Session Submission Summary
Share...

Direct link:

New Approaches to Intergroup Zionist Relations in the Americas

Tue, December 20, 8:30 to 10:00am, Hilton San Diego Bayfront, Aqua 305

Session Submission Type: Panel Session

Abstract

This panel investigates intergroup Zionist relations in North and South America during the twentieth-century. Each paper challenges conventional narratives about Jewish Zionism by examining how relations with non-Jews, including Irish nationalists, the Argentine left, and American evangelical Protestants, transformed Jewish Zionist political aims. An examination of intergroup relations underscores each scholar’s presentation, illustrating how Jewish Zionists’ emulation of or alignment with non-Jews, even if only temporarily, resulted in the bridging of ideological, religious, and cultural differences.

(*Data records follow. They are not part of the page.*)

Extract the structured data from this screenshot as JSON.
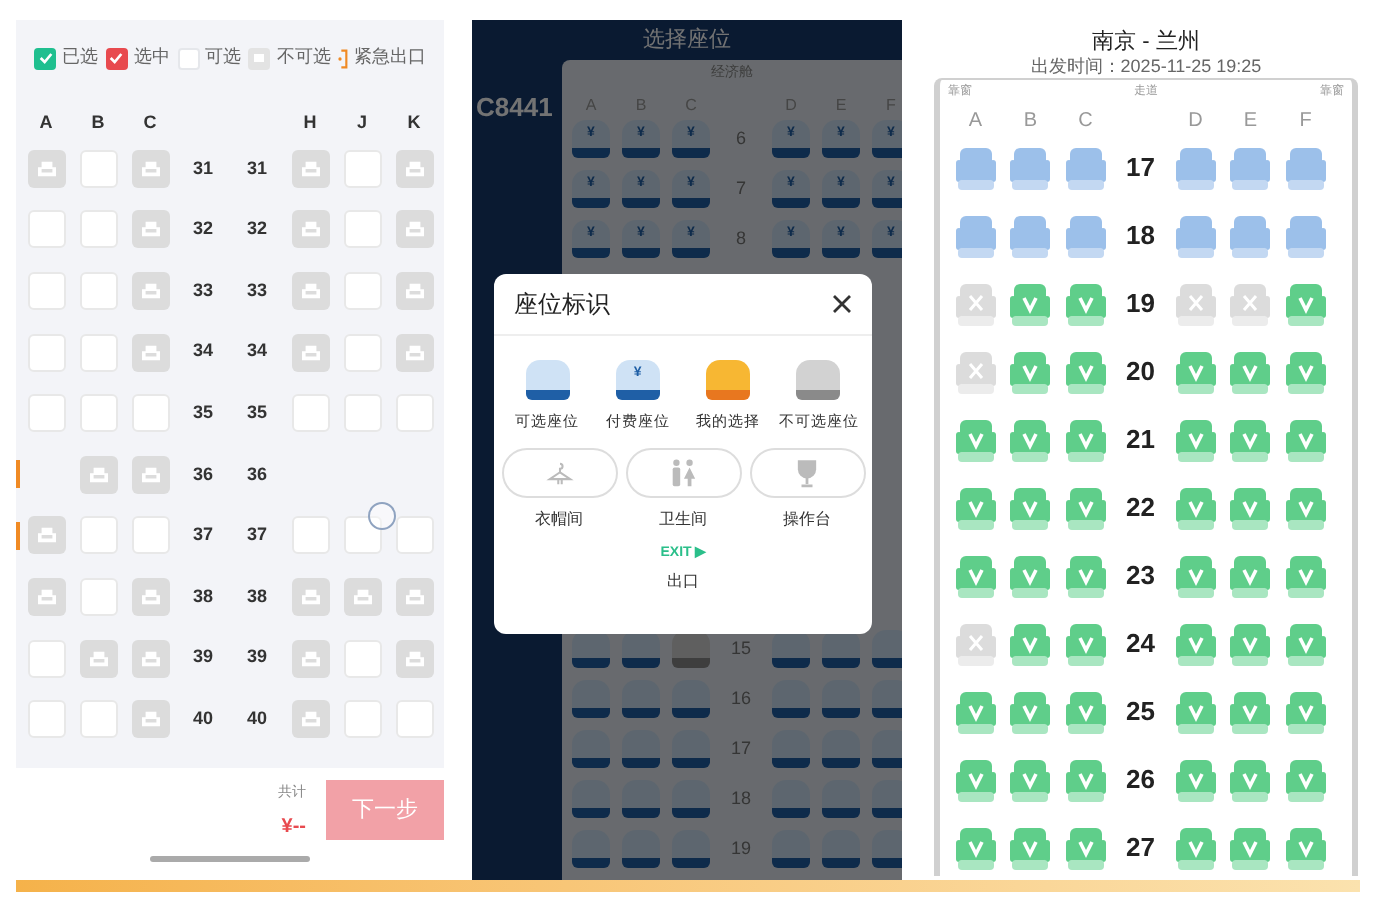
{
  "seat_selection": {
    "legend": [
      {
        "kind": "booked",
        "label": "已选"
      },
      {
        "kind": "selected",
        "label": "选中"
      },
      {
        "kind": "available",
        "label": "可选"
      },
      {
        "kind": "unavailable",
        "label": "不可选"
      },
      {
        "kind": "exit",
        "label": "紧急出口"
      }
    ],
    "columns_left": [
      "A",
      "B",
      "C"
    ],
    "columns_right": [
      "H",
      "J",
      "K"
    ],
    "rows": [
      {
        "numbers": [
          "31",
          "31"
        ],
        "exit": false,
        "left": [
          {
            "kind": "occupied"
          },
          {
            "kind": "available"
          },
          {
            "kind": "occupied"
          }
        ],
        "right": [
          {
            "kind": "occupied"
          },
          {
            "kind": "available"
          },
          {
            "kind": "occupied"
          }
        ]
      },
      {
        "numbers": [
          "32",
          "32"
        ],
        "exit": false,
        "left": [
          {
            "kind": "available"
          },
          {
            "kind": "available"
          },
          {
            "kind": "occupied"
          }
        ],
        "right": [
          {
            "kind": "occupied"
          },
          {
            "kind": "available"
          },
          {
            "kind": "occupied"
          }
        ]
      },
      {
        "numbers": [
          "33",
          "33"
        ],
        "exit": false,
        "left": [
          {
            "kind": "available"
          },
          {
            "kind": "available"
          },
          {
            "kind": "occupied"
          }
        ],
        "right": [
          {
            "kind": "occupied"
          },
          {
            "kind": "available"
          },
          {
            "kind": "occupied"
          }
        ]
      },
      {
        "numbers": [
          "34",
          "34"
        ],
        "exit": false,
        "left": [
          {
            "kind": "available"
          },
          {
            "kind": "available"
          },
          {
            "kind": "occupied"
          }
        ],
        "right": [
          {
            "kind": "occupied"
          },
          {
            "kind": "available"
          },
          {
            "kind": "occupied"
          }
        ]
      },
      {
        "numbers": [
          "35",
          "35"
        ],
        "exit": false,
        "left": [
          {
            "kind": "available"
          },
          {
            "kind": "available"
          },
          {
            "kind": "available"
          }
        ],
        "right": [
          {
            "kind": "available"
          },
          {
            "kind": "available"
          },
          {
            "kind": "available"
          }
        ]
      },
      {
        "numbers": [
          "36",
          "36"
        ],
        "exit": true,
        "left": [
          {
            "kind": "none"
          },
          {
            "kind": "occupied"
          },
          {
            "kind": "occupied"
          }
        ],
        "right": [
          {
            "kind": "none"
          },
          {
            "kind": "none"
          },
          {
            "kind": "none"
          }
        ]
      },
      {
        "numbers": [
          "37",
          "37"
        ],
        "exit": true,
        "left": [
          {
            "kind": "occupied"
          },
          {
            "kind": "available"
          },
          {
            "kind": "available"
          }
        ],
        "right": [
          {
            "kind": "available"
          },
          {
            "kind": "available"
          },
          {
            "kind": "available"
          }
        ]
      },
      {
        "numbers": [
          "38",
          "38"
        ],
        "exit": false,
        "left": [
          {
            "kind": "occupied"
          },
          {
            "kind": "available"
          },
          {
            "kind": "occupied"
          }
        ],
        "right": [
          {
            "kind": "occupied"
          },
          {
            "kind": "occupied"
          },
          {
            "kind": "occupied"
          }
        ]
      },
      {
        "numbers": [
          "39",
          "39"
        ],
        "exit": false,
        "left": [
          {
            "kind": "available"
          },
          {
            "kind": "occupied"
          },
          {
            "kind": "occupied"
          }
        ],
        "right": [
          {
            "kind": "occupied"
          },
          {
            "kind": "available"
          },
          {
            "kind": "occupied"
          }
        ]
      },
      {
        "numbers": [
          "40",
          "40"
        ],
        "exit": false,
        "left": [
          {
            "kind": "available"
          },
          {
            "kind": "available"
          },
          {
            "kind": "occupied"
          }
        ],
        "right": [
          {
            "kind": "occupied"
          },
          {
            "kind": "available"
          },
          {
            "kind": "available"
          }
        ]
      }
    ],
    "total_label": "共计",
    "price": "¥--",
    "next_button": {
      "label": "下一步",
      "disabled": true
    }
  },
  "cabin_map": {
    "title": "选择座位",
    "flight": "C8441",
    "cabin": "经济舱",
    "columns": [
      "A",
      "B",
      "C",
      "D",
      "E",
      "F"
    ],
    "rows_top": [
      {
        "number": "6",
        "seats": [
          {
            "kind": "paid",
            "label": "¥"
          },
          {
            "kind": "paid",
            "label": "¥"
          },
          {
            "kind": "paid",
            "label": "¥"
          },
          {
            "kind": "paid",
            "label": "¥"
          },
          {
            "kind": "paid",
            "label": "¥"
          },
          {
            "kind": "paid",
            "label": "¥"
          }
        ]
      },
      {
        "number": "7",
        "seats": [
          {
            "kind": "paid",
            "label": "¥"
          },
          {
            "kind": "paid",
            "label": "¥"
          },
          {
            "kind": "paid",
            "label": "¥"
          },
          {
            "kind": "paid",
            "label": "¥"
          },
          {
            "kind": "paid",
            "label": "¥"
          },
          {
            "kind": "paid",
            "label": "¥"
          }
        ]
      },
      {
        "number": "8",
        "seats": [
          {
            "kind": "paid",
            "label": "¥"
          },
          {
            "kind": "paid",
            "label": "¥"
          },
          {
            "kind": "paid",
            "label": "¥"
          },
          {
            "kind": "paid",
            "label": "¥"
          },
          {
            "kind": "paid",
            "label": "¥"
          },
          {
            "kind": "paid",
            "label": "¥"
          }
        ]
      }
    ],
    "rows_bottom": [
      {
        "number": "15",
        "seats": [
          {
            "kind": "free"
          },
          {
            "kind": "free"
          },
          {
            "kind": "unavailable"
          },
          {
            "kind": "free"
          },
          {
            "kind": "free"
          },
          {
            "kind": "free"
          }
        ]
      },
      {
        "number": "16",
        "seats": [
          {
            "kind": "free"
          },
          {
            "kind": "free"
          },
          {
            "kind": "free"
          },
          {
            "kind": "free"
          },
          {
            "kind": "free"
          },
          {
            "kind": "free"
          }
        ]
      },
      {
        "number": "17",
        "seats": [
          {
            "kind": "free"
          },
          {
            "kind": "free"
          },
          {
            "kind": "free"
          },
          {
            "kind": "free"
          },
          {
            "kind": "free"
          },
          {
            "kind": "free"
          }
        ]
      },
      {
        "number": "18",
        "seats": [
          {
            "kind": "free"
          },
          {
            "kind": "free"
          },
          {
            "kind": "free"
          },
          {
            "kind": "free"
          },
          {
            "kind": "free"
          },
          {
            "kind": "free"
          }
        ]
      },
      {
        "number": "19",
        "seats": [
          {
            "kind": "free"
          },
          {
            "kind": "free"
          },
          {
            "kind": "free"
          },
          {
            "kind": "free"
          },
          {
            "kind": "free"
          },
          {
            "kind": "free"
          }
        ]
      }
    ]
  },
  "legend_dialog": {
    "title": "座位标识",
    "items": [
      {
        "kind": "free",
        "label": "可选座位"
      },
      {
        "kind": "paid",
        "mark": "¥",
        "label": "付费座位"
      },
      {
        "kind": "mine",
        "label": "我的选择"
      },
      {
        "kind": "unavailable",
        "label": "不可选座位"
      }
    ],
    "facilities": [
      {
        "kind": "cloakroom",
        "label": "衣帽间"
      },
      {
        "kind": "lavatory",
        "label": "卫生间"
      },
      {
        "kind": "galley",
        "label": "操作台"
      }
    ],
    "exit_sign": "EXIT ▶",
    "exit_label": "出口"
  },
  "train_seats": {
    "route": "南京 - 兰州",
    "departure": "出发时间：2025-11-25 19:25",
    "side_labels": [
      "靠窗",
      "走道",
      "靠窗"
    ],
    "columns": [
      "A",
      "B",
      "C",
      "D",
      "E",
      "F"
    ],
    "rows": [
      {
        "number": "17",
        "seats": [
          {
            "kind": "locked"
          },
          {
            "kind": "locked"
          },
          {
            "kind": "locked"
          },
          {
            "kind": "locked"
          },
          {
            "kind": "locked"
          },
          {
            "kind": "locked"
          }
        ]
      },
      {
        "number": "18",
        "seats": [
          {
            "kind": "locked"
          },
          {
            "kind": "locked"
          },
          {
            "kind": "locked"
          },
          {
            "kind": "locked"
          },
          {
            "kind": "locked"
          },
          {
            "kind": "locked"
          }
        ]
      },
      {
        "number": "19",
        "seats": [
          {
            "kind": "sold"
          },
          {
            "kind": "available"
          },
          {
            "kind": "available"
          },
          {
            "kind": "sold"
          },
          {
            "kind": "sold"
          },
          {
            "kind": "available"
          }
        ]
      },
      {
        "number": "20",
        "seats": [
          {
            "kind": "sold"
          },
          {
            "kind": "available"
          },
          {
            "kind": "available"
          },
          {
            "kind": "available"
          },
          {
            "kind": "available"
          },
          {
            "kind": "available"
          }
        ]
      },
      {
        "number": "21",
        "seats": [
          {
            "kind": "available"
          },
          {
            "kind": "available"
          },
          {
            "kind": "available"
          },
          {
            "kind": "available"
          },
          {
            "kind": "available"
          },
          {
            "kind": "available"
          }
        ]
      },
      {
        "number": "22",
        "seats": [
          {
            "kind": "available"
          },
          {
            "kind": "available"
          },
          {
            "kind": "available"
          },
          {
            "kind": "available"
          },
          {
            "kind": "available"
          },
          {
            "kind": "available"
          }
        ]
      },
      {
        "number": "23",
        "seats": [
          {
            "kind": "available"
          },
          {
            "kind": "available"
          },
          {
            "kind": "available"
          },
          {
            "kind": "available"
          },
          {
            "kind": "available"
          },
          {
            "kind": "available"
          }
        ]
      },
      {
        "number": "24",
        "seats": [
          {
            "kind": "sold"
          },
          {
            "kind": "available"
          },
          {
            "kind": "available"
          },
          {
            "kind": "available"
          },
          {
            "kind": "available"
          },
          {
            "kind": "available"
          }
        ]
      },
      {
        "number": "25",
        "seats": [
          {
            "kind": "available"
          },
          {
            "kind": "available"
          },
          {
            "kind": "available"
          },
          {
            "kind": "available"
          },
          {
            "kind": "available"
          },
          {
            "kind": "available"
          }
        ]
      },
      {
        "number": "26",
        "seats": [
          {
            "kind": "available"
          },
          {
            "kind": "available"
          },
          {
            "kind": "available"
          },
          {
            "kind": "available"
          },
          {
            "kind": "available"
          },
          {
            "kind": "available"
          }
        ]
      },
      {
        "number": "27",
        "seats": [
          {
            "kind": "available"
          },
          {
            "kind": "available"
          },
          {
            "kind": "available"
          },
          {
            "kind": "available"
          },
          {
            "kind": "available"
          },
          {
            "kind": "available"
          }
        ]
      }
    ]
  }
}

The paper presented by Judah Bernstein examines why Irish nationalism served as an attractive model of ethnic nationalism that one segment of American Jewish Zionists looked to imitate. Bernstein argues that Irish nationalists created a narrative of exile and redemption that conformed to American Zionist ideals about diaspora and homeland, yet lacked antisemitic overtones present in other forms of European nationalism. Geopolitical events, however, including the 1917 Balfour Declaration and the Anglo-Irish Treaty of 1921 confounded the linkages between Jewish Zionists and Irish nationalists. Adriana Brodsky’s paper investigates the 1972 establishment of Juventud Sionista Socialista (Zionist Socialist Youth) in Argentina. Brodsky explores how the Jewish members of this new youth group looked to demonstrate the compatibility of Zionism with socialism, in an attempt to situate themselves within the larger Latin American political fights against capitalism and imperialism. This second paper therefore examines intergroup relations to illustrate how Jewish Zionists worked within the Argentine left to affect political change while still viewing their future in Israel. Amy Weiss’ paper analyzes the rise of evangelical Protestant and Zionist relations in the United States in the late twentieth-century. Using the American Jewish Committee’s 1977 presentation of its inaugural National Interreligious Award to evangelist Billy Graham as a point of departure, Weiss reveals how Jewish Zionists along with pro-Israel Jewish organizations sought out interfaith alliances to affect American-Israeli relations.